All you want to know about the Water Festival
November is a very rich month with festivities in Cambodia.
After Independence Day in early November, another one of the biggest local celebrations is coming soon! Actually starting tomorrow.
It is called the Water Festival or “Bonn Om Touk”. It usually takes place during the full moon of November, which falls this year on 21-23 November. It is definitely one of the most spectacular of its kind in Southeast Asia.
Find below all you want to know about this highly joyful festival.
Where does it come from?
This Water festival has been celebrated in Cambodia since the 13th century.
Originally, it is aimed at celebrating the end of the rainy season which often coincides with the reversal of the flow of Tonlé Sap River – that first began in June/July to go northwards with the start of the rainy season combined with the melting of the snow from Tibet -, and the resultant flooding of the Great Tonlé Sap lake upstream. This phenomenon is very unique in the world. During the wet season, the water level in the Mekong rises and the water flows upwards into the Great Tonlé Sap lake. It then turns into the biggest freshwater lake in Southeast Asia, increasing nearly 10 times its size. At the end of the rainy season in November, the tide is turning Southwards, emptying the Big lake and waters flow back toward the sea.

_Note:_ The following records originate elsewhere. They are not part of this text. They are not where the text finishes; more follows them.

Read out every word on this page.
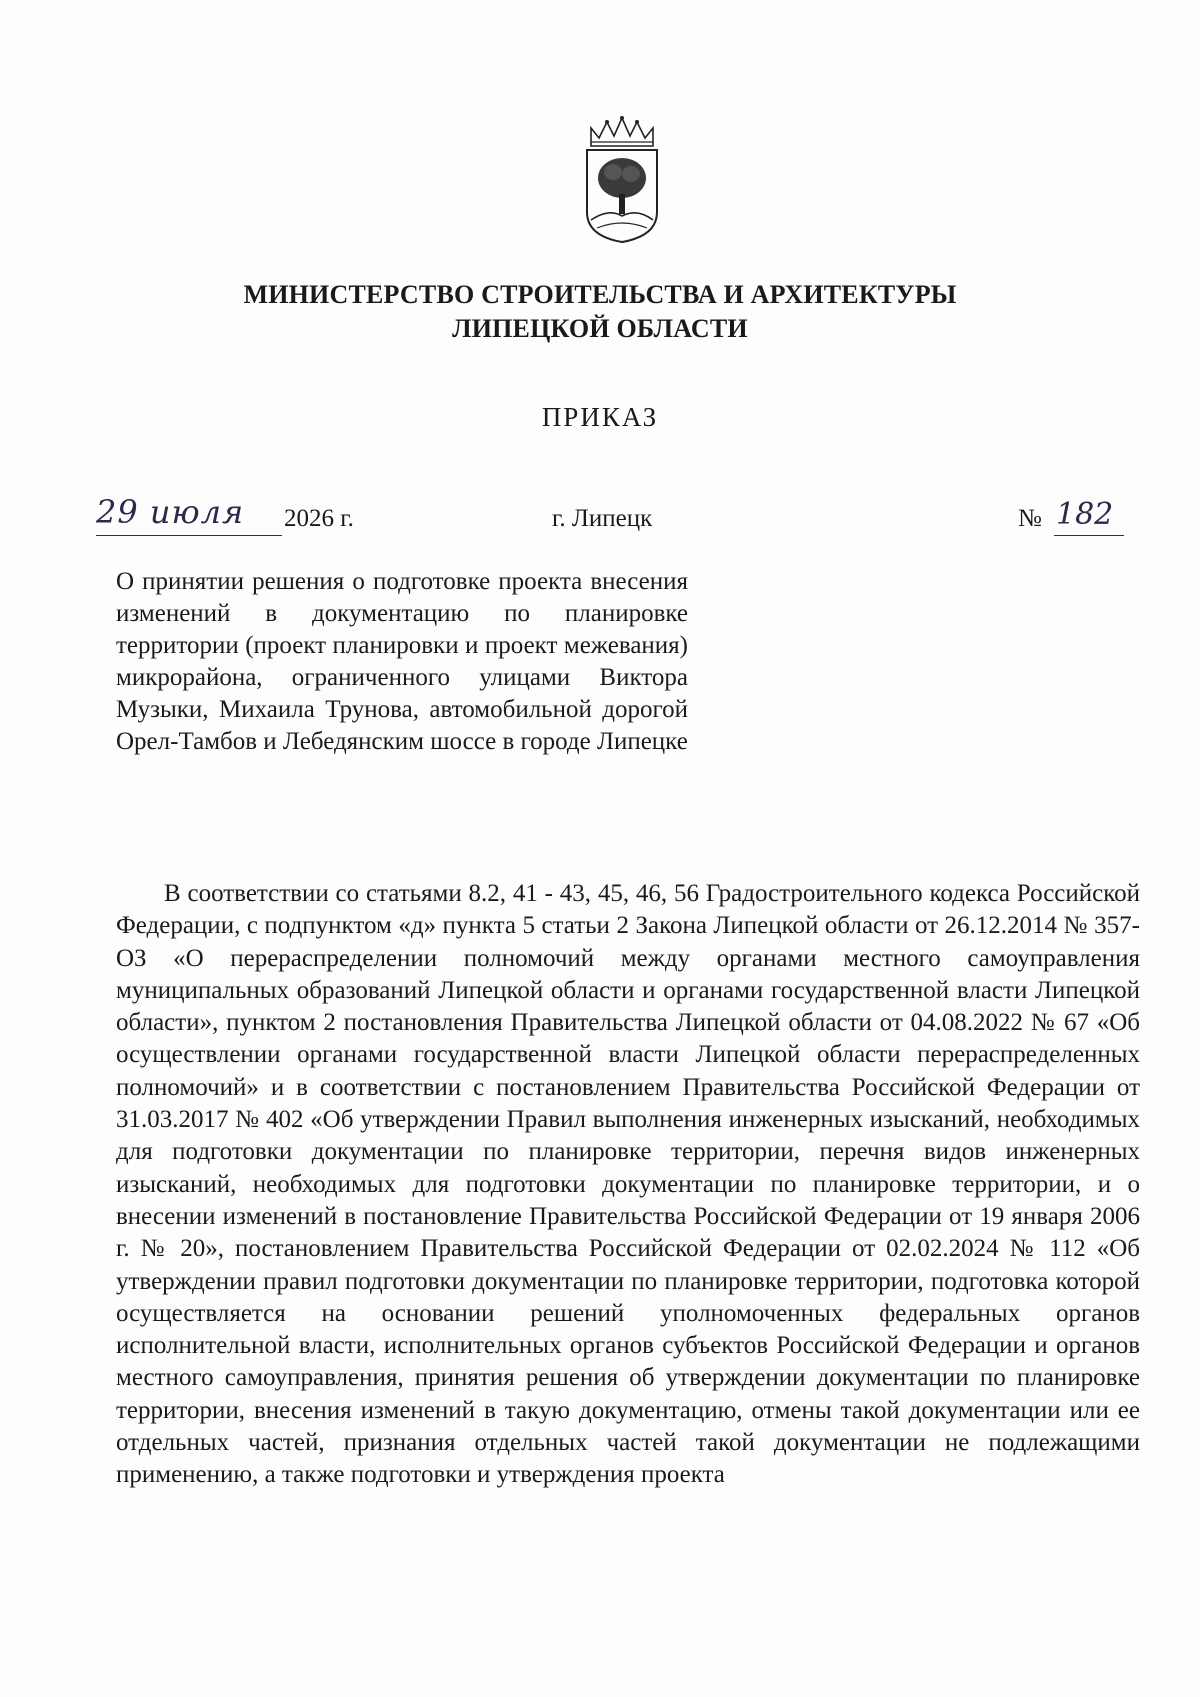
МИНИСТЕРСТВО СТРОИТЕЛЬСТВА И АРХИТЕКТУРЫ
ЛИПЕЦКОЙ ОБЛАСТИ
ПРИКАЗ
29 июля 2026 г.	г. Липецк	№ 182
О принятии решения о подготовке проекта внесения изменений в документацию по планировке территории (проект планировки и проект межевания) микрорайона, ограниченного улицами Виктора Музыки, Михаила Трунова, автомобильной дорогой Орел-Тамбов и Лебедянским шоссе в городе Липецке
В соответствии со статьями 8.2, 41 - 43, 45, 46, 56 Градостроительного кодекса Российской Федерации, с подпунктом «д» пункта 5 статьи 2 Закона Липецкой области от 26.12.2014 № 357-ОЗ «О перераспределении полномочий между органами местного самоуправления муниципальных образований Липецкой области и органами государственной власти Липецкой области», пунктом 2 постановления Правительства Липецкой области от 04.08.2022 № 67 «Об осуществлении органами государственной власти Липецкой области перераспределенных полномочий» и в соответствии с постановлением Правительства Российской Федерации от 31.03.2017 № 402 «Об утверждении Правил выполнения инженерных изысканий, необходимых для подготовки документации по планировке территории, перечня видов инженерных изысканий, необходимых для подготовки документации по планировке территории, и о внесении изменений в постановление Правительства Российской Федерации от 19 января 2006 г. № 20», постановлением Правительства Российской Федерации от 02.02.2024 № 112 «Об утверждении правил подготовки документации по планировке территории, подготовка которой осуществляется на основании решений уполномоченных федеральных органов исполнительной власти, исполнительных органов субъектов Российской Федерации и органов местного самоуправления, принятия решения об утверждении документации по планировке территории, внесения изменений в такую документацию, отмены такой документации или ее отдельных частей, признания отдельных частей такой документации не подлежащими применению, а также подготовки и утверждения проекта
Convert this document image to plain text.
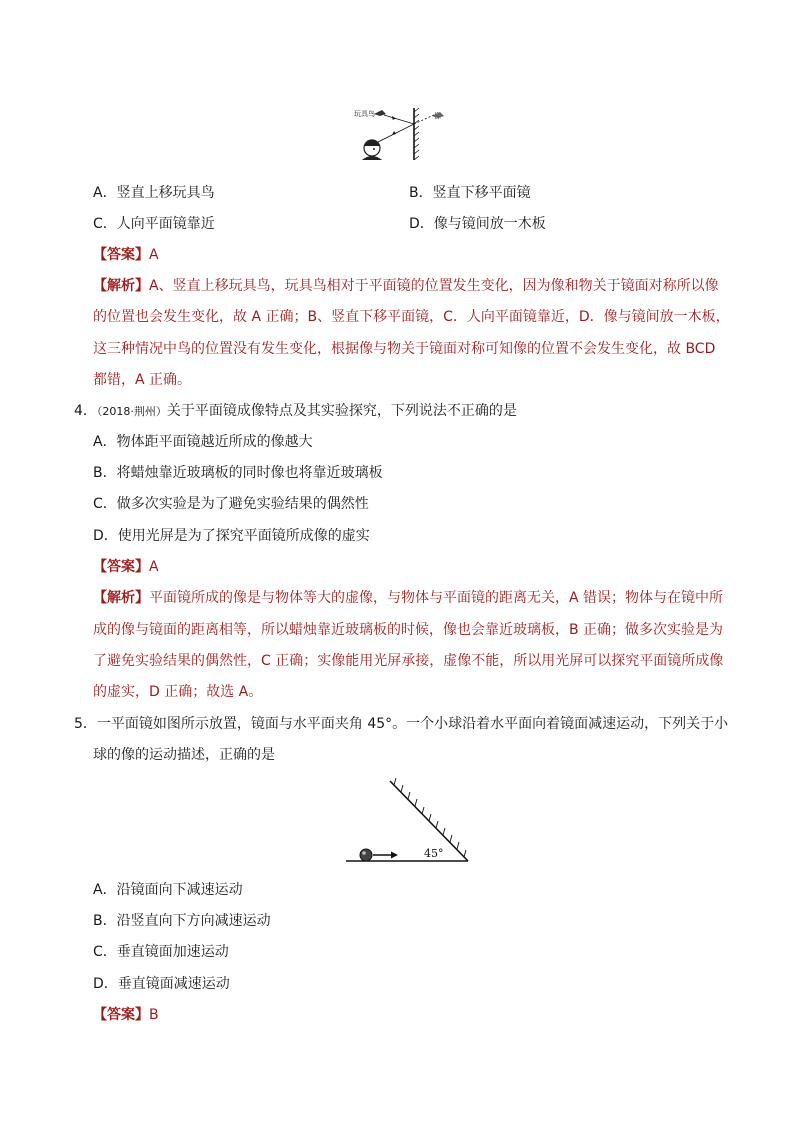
玩具鸟
A．竖直上移玩具鸟	B．竖直下移平面镜
C．人向平面镜靠近	D．像与镜间放一木板
【答案】A
【解析】A、竖直上移玩具鸟，玩具鸟相对于平面镜的位置发生变化，因为像和物关于镜面对称所以像
的位置也会发生变化，故 A 正确；B、竖直下移平面镜，C．人向平面镜靠近，D．像与镜间放一木板，
这三种情况中鸟的位置没有发生变化，根据像与物关于镜面对称可知像的位置不会发生变化，故 BCD
都错，A 正确。
4．（2018·荆州）关于平面镜成像特点及其实验探究，下列说法不正确的是
A．物体距平面镜越近所成的像越大
B．将蜡烛靠近玻璃板的同时像也将靠近玻璃板
C．做多次实验是为了避免实验结果的偶然性
D．使用光屏是为了探究平面镜所成像的虚实
【答案】A
【解析】平面镜所成的像是与物体等大的虚像，与物体与平面镜的距离无关，A 错误；物体与在镜中所
成的像与镜面的距离相等，所以蜡烛靠近玻璃板的时候，像也会靠近玻璃板，B 正确；做多次实验是为
了避免实验结果的偶然性，C 正确；实像能用光屏承接，虚像不能，所以用光屏可以探究平面镜所成像
的虚实，D 正确；故选 A。
5．一平面镜如图所示放置，镜面与水平面夹角 45°。一个小球沿着水平面向着镜面减速运动，下列关于小
球的像的运动描述，正确的是
45°
A．沿镜面向下减速运动
B．沿竖直向下方向减速运动
C．垂直镜面加速运动
D．垂直镜面减速运动
【答案】B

On top of falling with the Full Moon which embodies the symbol of a bountiful harvest, Bonn Om Touk symbolizes the importance of the water as a life-giving resource: the lake being full is a source of fish abundance and a source of mineral abundance for the cultivated lands around.

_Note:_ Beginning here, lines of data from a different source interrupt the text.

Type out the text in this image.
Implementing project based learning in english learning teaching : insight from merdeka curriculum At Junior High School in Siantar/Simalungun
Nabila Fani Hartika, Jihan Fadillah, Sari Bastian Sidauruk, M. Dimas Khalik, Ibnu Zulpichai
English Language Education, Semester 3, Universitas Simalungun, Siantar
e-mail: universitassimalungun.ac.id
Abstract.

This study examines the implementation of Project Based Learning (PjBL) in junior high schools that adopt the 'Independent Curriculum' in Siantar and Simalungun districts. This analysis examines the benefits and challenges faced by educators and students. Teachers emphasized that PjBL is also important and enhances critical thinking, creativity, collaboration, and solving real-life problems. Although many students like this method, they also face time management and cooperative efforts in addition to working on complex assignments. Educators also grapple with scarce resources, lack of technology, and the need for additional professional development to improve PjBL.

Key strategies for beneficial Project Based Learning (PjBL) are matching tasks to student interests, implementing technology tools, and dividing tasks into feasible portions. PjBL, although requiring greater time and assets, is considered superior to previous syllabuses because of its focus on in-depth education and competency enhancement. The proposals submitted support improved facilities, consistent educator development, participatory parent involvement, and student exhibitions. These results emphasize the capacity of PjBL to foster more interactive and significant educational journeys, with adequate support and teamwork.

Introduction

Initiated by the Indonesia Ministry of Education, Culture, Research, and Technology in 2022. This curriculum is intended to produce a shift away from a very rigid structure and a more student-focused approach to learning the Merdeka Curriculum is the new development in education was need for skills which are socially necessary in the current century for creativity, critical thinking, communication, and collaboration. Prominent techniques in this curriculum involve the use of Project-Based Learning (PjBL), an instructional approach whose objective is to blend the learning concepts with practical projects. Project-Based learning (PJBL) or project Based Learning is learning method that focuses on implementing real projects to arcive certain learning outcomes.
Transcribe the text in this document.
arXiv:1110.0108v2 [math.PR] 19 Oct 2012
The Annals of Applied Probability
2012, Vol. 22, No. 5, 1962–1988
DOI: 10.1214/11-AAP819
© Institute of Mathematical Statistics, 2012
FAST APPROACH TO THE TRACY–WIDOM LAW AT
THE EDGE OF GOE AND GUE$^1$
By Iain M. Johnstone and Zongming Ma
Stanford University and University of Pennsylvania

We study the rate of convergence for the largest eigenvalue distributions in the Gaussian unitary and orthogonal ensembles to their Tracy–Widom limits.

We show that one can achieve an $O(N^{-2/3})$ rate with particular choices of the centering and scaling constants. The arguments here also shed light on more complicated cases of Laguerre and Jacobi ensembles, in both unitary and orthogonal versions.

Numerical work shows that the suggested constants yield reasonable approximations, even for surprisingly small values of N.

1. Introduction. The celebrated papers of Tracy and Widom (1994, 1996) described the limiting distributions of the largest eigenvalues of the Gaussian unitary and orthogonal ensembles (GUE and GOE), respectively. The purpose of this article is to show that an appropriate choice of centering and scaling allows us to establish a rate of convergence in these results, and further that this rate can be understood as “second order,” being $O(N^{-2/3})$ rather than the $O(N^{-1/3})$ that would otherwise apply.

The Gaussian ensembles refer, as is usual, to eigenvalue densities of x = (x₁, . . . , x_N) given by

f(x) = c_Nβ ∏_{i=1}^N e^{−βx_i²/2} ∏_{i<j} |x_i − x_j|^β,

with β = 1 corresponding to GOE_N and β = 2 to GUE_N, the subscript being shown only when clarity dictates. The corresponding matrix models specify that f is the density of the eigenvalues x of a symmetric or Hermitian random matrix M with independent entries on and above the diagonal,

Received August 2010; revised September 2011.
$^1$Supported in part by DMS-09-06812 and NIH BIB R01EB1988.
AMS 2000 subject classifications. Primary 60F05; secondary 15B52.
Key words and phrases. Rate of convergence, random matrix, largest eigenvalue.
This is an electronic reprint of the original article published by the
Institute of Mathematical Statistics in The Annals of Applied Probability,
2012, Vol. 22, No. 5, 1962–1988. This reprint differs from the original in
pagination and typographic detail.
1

What is going on during the celebration?
This annual festival is celebrated throughout the whole country with traditional dances,folk songs and festive gatherings everywhere.
It is particularly popular & well known in Phnom Penh where it is celebrated with spectacular boat races on the Tonlé Sap river, with more than 300 long and colorful dragon boats, all coming down the river together and competing in a crazy parade in front of His Majesty the King.

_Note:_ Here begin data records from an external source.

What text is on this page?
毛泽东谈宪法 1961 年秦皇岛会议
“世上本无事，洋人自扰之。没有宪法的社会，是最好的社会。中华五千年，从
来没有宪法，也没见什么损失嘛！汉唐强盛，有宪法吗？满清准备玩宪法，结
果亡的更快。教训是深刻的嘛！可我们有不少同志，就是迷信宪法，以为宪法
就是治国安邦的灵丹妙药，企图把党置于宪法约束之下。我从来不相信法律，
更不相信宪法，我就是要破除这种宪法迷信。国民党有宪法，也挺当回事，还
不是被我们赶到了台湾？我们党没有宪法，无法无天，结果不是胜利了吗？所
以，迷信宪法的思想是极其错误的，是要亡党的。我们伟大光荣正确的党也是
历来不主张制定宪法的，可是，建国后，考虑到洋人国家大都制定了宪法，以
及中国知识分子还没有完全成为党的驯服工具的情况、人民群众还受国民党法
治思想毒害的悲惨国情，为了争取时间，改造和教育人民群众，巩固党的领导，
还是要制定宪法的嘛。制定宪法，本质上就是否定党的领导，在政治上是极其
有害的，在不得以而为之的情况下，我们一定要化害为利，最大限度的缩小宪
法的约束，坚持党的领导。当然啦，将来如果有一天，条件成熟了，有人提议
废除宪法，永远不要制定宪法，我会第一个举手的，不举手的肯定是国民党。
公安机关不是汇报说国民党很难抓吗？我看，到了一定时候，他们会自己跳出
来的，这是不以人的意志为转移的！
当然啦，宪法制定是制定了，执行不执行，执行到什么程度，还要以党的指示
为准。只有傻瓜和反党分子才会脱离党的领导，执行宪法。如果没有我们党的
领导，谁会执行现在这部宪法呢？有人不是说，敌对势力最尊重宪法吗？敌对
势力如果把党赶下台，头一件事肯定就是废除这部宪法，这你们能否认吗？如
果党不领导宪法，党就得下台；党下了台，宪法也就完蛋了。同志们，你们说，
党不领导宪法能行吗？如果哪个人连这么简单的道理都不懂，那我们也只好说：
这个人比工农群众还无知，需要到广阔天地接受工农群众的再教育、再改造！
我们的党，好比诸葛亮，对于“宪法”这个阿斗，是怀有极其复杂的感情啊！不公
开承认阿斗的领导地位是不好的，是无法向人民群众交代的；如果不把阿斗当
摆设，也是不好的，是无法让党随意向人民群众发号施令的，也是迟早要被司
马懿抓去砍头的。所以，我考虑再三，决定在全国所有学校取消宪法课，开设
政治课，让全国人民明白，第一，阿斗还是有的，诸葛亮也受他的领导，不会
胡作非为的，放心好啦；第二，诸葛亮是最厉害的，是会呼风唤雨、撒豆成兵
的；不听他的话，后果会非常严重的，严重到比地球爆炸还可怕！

Those rowing regattas are said to commemorate the Khmer military victory in the 12th century over the Châme army. They are now a real impressive show for all locals and visitors, highlighting the expertise and speed of the rowers.
Who is it important for?
Bonn Om Touk is a non-religious celebration but has a very special place in all Khmer people’s heart. It is a very joyful and a crazy time of the year with thousands of people from various provinces converging to Phnom Penh to watch the races on the river, eat traditional food, go to street concerts and have fun during the 3 full days of the Festival. After the Khmer New Year, it is the most important holiday time for Cambodians.
Do you know that each of the Wats in Phnom Penh and in the provinces has its own racing dragon boat? There is actually an elaborate ritual to “waken up the boat” after a year-long “sleep” and to “open their (removable) eyes” when they are placed again onto the prow of the regatta boat. And when getting the boat to the Capital City, when the boat has to go under a bridge, the “eyes” are being removed from the prow, taken up on the shore to the other side of the bridge and then placed them back onto the boat, this to avoid bad luck during the race as people will be walking over the boat when they are crossing the bridge. Bonn Om Toukalso intends to pay respect to the tutelary deities living under the waters – the Naga(mythical Serpent) – and also to demand Pardon to the waters that have been spoiled over the course of the past year.
So if you are not afraid to tightly mingle with the crowds, you can join the gatherings on Sisowath Quay, you will probably have an unforgettable experience. If you are not in a jostling mood, then you should just find a good spot on a roof top along the riverside to watch the hectic festivities, the many illuminated floats with the logos of the highest institutions of the Kingdom (Royal Palace, Senate, National Assembly, various ministries,…) and marvel at thefireworks from a distance.
On the last day of the festival, Khmer people would prepare offerings such as food, drink and incense in front of their home before gathering at temples later in the evening, in order to thank good spirits of the moon, the water and the land for providing life. Then, after the Sampeah Preah Khaè ceremony (Salutation to the Full Moon), they would eat traditional newly harvested fried rice (Aork Ambok) mixed with coconut and fresh banana, around midnight to end up with the celebration in a joyful mood.